The study said financial institutions (FIs) are seeking ways to reduce costs while complying with regulations, with 39 per cent identifying the escalation of financial crime regulations and regulatory expectations as the primary factor driving increases in compliance costs.

It said that (81 per cent) of FIs are prioritising compliance program cost-cutting in the next 12 months.

“The intensifying challenge of keeping up with the complex sanctions environment is leading financial institutions to confront a growing screening workload, resulting in an increase in the number of screening alerts at 79 per cent of organisations,” it said.

.Key findings from the study:

  • Technology costs are driving increases in expenses for financial institutions, emphasizing the substantial investment required to meet stringent compliance requirements. Specifically, 70 per cent of organizations noticed rises in technology costs related to compliance/know-your-customer (KYC) software, while technology costs associated with networks, systems and remote work have increased at 74% of FIs.
  • Seventy-five per cent of APAC institutions cited labour costs as a primary driver of cost escalation. This emphasizes the investment needed in highly qualified compliance professionals to effectively address and fulfil stringent compliance requirements.
  • Cryptocurrencies, digital payments and AI technologies are emerging as tools for illicit activities. Organizations are grappling with the impact of these sophisticated criminal methodologies within an already complex regulatory landscape. When asked about the types of financial crime, FIs had observed significant increases of more than 20 per cent in the past 12 months, with 23 per cent having identified financial crime involving cryptocurrencies, while 23 per cent reported heightened use of artificial intelligence (AI).
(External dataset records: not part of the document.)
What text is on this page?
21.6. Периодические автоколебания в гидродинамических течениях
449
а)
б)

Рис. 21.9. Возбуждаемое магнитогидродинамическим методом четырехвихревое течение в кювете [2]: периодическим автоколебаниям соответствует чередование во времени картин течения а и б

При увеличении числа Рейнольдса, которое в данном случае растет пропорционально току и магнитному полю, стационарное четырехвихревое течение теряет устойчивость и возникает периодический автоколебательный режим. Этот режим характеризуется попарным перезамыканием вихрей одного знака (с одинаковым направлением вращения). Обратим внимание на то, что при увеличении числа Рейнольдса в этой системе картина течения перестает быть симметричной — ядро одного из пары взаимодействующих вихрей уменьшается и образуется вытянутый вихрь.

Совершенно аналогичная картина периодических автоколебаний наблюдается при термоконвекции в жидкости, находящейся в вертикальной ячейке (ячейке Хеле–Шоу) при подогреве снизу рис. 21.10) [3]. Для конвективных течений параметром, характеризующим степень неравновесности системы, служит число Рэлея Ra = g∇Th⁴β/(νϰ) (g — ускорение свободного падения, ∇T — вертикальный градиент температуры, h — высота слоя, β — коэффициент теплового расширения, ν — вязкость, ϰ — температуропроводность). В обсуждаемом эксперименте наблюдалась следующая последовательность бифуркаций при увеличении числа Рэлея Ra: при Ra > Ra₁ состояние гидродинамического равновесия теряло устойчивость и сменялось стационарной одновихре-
“The cost of financial crime compliance is clearly rising for financial institutions across APAC which is being felt by teams across the compliance workflow,” LexisNexis risk solutions global head of financial crime compliance, Matt Michaud said.

“Skilled in-house compliance teams are essential, but businesses should be actively seeking ways to reduce labour costs while improving compliance efficiency. Criminals adapt quickly and FIs require a partner with advanced tools, data and analytics to not only keep pace but to stay ahead.”